BATT returned -6.61% on a net asset value (NAV) compared to its underlying benchmark, the EQM Lithium & Battery Technology Index at -7.10% for the fourth quarter (Q4) 2024. For comparison, the Solactive Global Lithium Index declined 6.6%. View Standardized Performance
Record Year for EV Sales, But Tesl Sales Declined
The solid-state battery is a novel technology that has a higher specific energy density than conventional batteries. This is possible by replacing the conventional liquid electrolyte inside batteries with a solid electrolyte to bring more benefits and safety. Japanese automaker Honda shocked the automotive world when it announced that it would actually begin producing solid-state EV batteries in January 2025. Other automakers are expected to follow suit.
BATT's top contributors to performance in Q4 were Tesla (+54%), Bloom Energy (+110%), and Advanced Energy Solutions (+120%)

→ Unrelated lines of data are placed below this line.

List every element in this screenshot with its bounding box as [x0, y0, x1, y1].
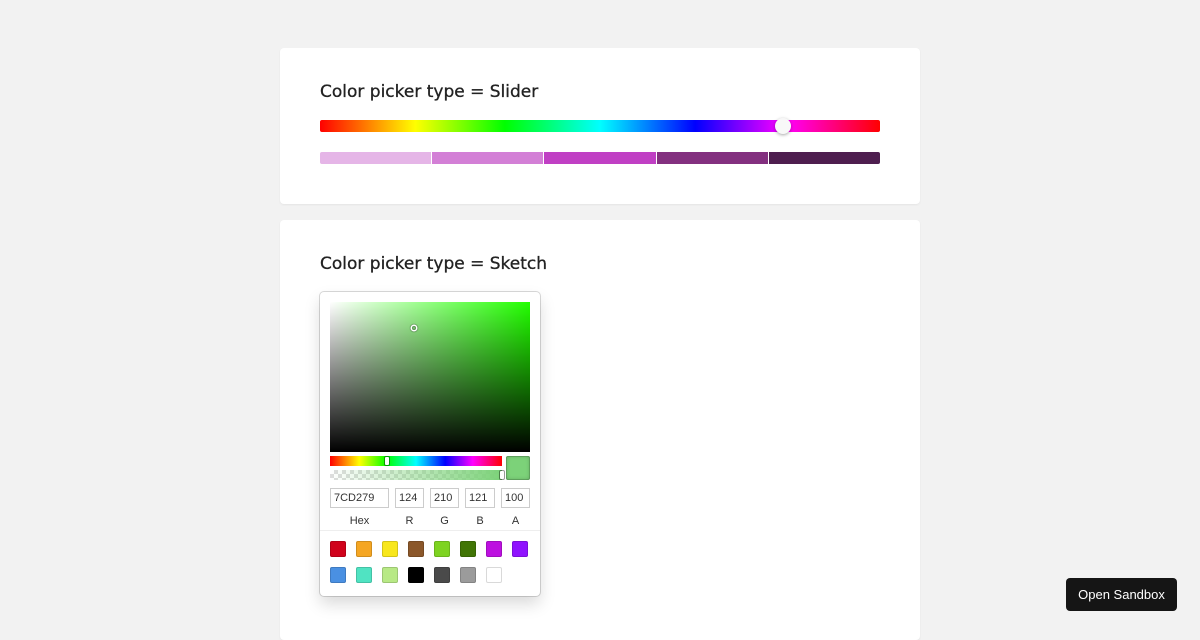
preset-swatch-15[interactable] — [486, 567, 502, 583]
hex-field: Hex — [330, 488, 389, 527]
preset-swatch-12[interactable] — [408, 567, 424, 583]
b-input[interactable] — [465, 488, 495, 508]
a-label: A — [511, 515, 520, 527]
preset-swatch-5[interactable] — [434, 541, 450, 557]
preset-swatch-1[interactable] — [330, 541, 346, 557]
preset-swatch-13[interactable] — [434, 567, 450, 583]
shade-swatches — [320, 152, 881, 164]
hex-label: Hex — [349, 515, 370, 527]
alpha-thumb[interactable] — [500, 471, 504, 479]
preset-swatch-8[interactable] — [512, 541, 528, 557]
slider-picker-card: Color picker type = Slider — [280, 48, 920, 204]
a-field: A — [501, 488, 530, 527]
g-field: G — [430, 488, 459, 527]
sketch-picker-title: Color picker type = Sketch — [320, 254, 548, 274]
sketch-picker: Hex R G B A — [320, 292, 540, 596]
alpha-slider[interactable] — [330, 470, 504, 480]
preset-swatch-2[interactable] — [356, 541, 372, 557]
g-input[interactable] — [430, 488, 459, 508]
preset-swatch-6[interactable] — [460, 541, 476, 557]
hue-slider[interactable] — [320, 118, 880, 134]
shade-swatch-3[interactable] — [544, 152, 656, 164]
shade-swatch-4[interactable] — [656, 152, 768, 164]
hex-input[interactable] — [330, 488, 389, 508]
b-field: B — [465, 488, 495, 527]
r-input[interactable] — [395, 488, 424, 508]
open-sandbox-button[interactable]: Open Sandbox — [1066, 578, 1177, 611]
preset-swatch-9[interactable] — [330, 567, 346, 583]
active-color-swatch — [506, 456, 530, 480]
preset-swatch-7[interactable] — [486, 541, 502, 557]
shade-swatch-1[interactable] — [320, 152, 432, 164]
preset-swatch-4[interactable] — [408, 541, 424, 557]
sketch-picker-card: Color picker type = Sketch Hex R G — [280, 220, 920, 640]
r-field: R — [395, 488, 424, 527]
preset-swatch-3[interactable] — [382, 541, 398, 557]
r-label: R — [405, 515, 414, 527]
preset-divider — [320, 530, 540, 531]
saturation-cursor[interactable] — [412, 326, 416, 330]
preset-swatch-14[interactable] — [460, 567, 476, 583]
hue-slider-thumb[interactable] — [775, 118, 792, 134]
preset-swatch-11[interactable] — [382, 567, 398, 583]
sketch-hue-thumb[interactable] — [384, 457, 389, 465]
a-input[interactable] — [501, 488, 530, 508]
g-label: G — [440, 515, 449, 527]
saturation-area[interactable] — [330, 302, 530, 452]
shade-swatch-5[interactable] — [768, 152, 881, 164]
b-label: B — [476, 515, 484, 527]
shade-swatch-2[interactable] — [432, 152, 544, 164]
slider-picker-title: Color picker type = Slider — [320, 82, 539, 102]
sketch-hue-slider[interactable] — [330, 456, 502, 466]
preset-swatch-10[interactable] — [356, 567, 372, 583]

Tesla shares rallied in Q4 despite lackluster delivery data, with the company experiencing its first ever annual decline in deliveries. But a second Trump term is viewed as a positive for Tesla, especially given Elon Musk’s heavy involvement in the administration. Bloom Energy shares rallied along with other hydrogen fuel cell stocks as new regulatory rules appear favorable for hydrogen. Taiwan-based lithium battery manufacturer Advanced Energy Solution Holding Co. had shares rise after rising estimates and price targets on new business expansion.
Detractors from performance included BHP Group (-23%), Samsung SDI (-42%), and Ecopro Materials (56.6%)
Nickel-producer BHP’s shares declined in Q4 due to downward estimates related to weak commodity prices. Battery-maker Samsung SDI shares fell to their lowest level in four years. In 2024, the dominance of Korea's top-three battery makers continued its prolonged decline, with their combined share of the global EV market having fallen below 20 percent. Investors also dumped their shares in Korean EV battery firms, amid growing fears about the possibility that those companies could bear heavier costs to avoid U.S. tariffs. Korean battery materials subsidiary EcoPro Materials traded down in sympathy, as well as Samsung SDI’s cathode supplier. EcoPro also blamed “declining raw materials prices and slowdown of EV sales,” for the poor performance.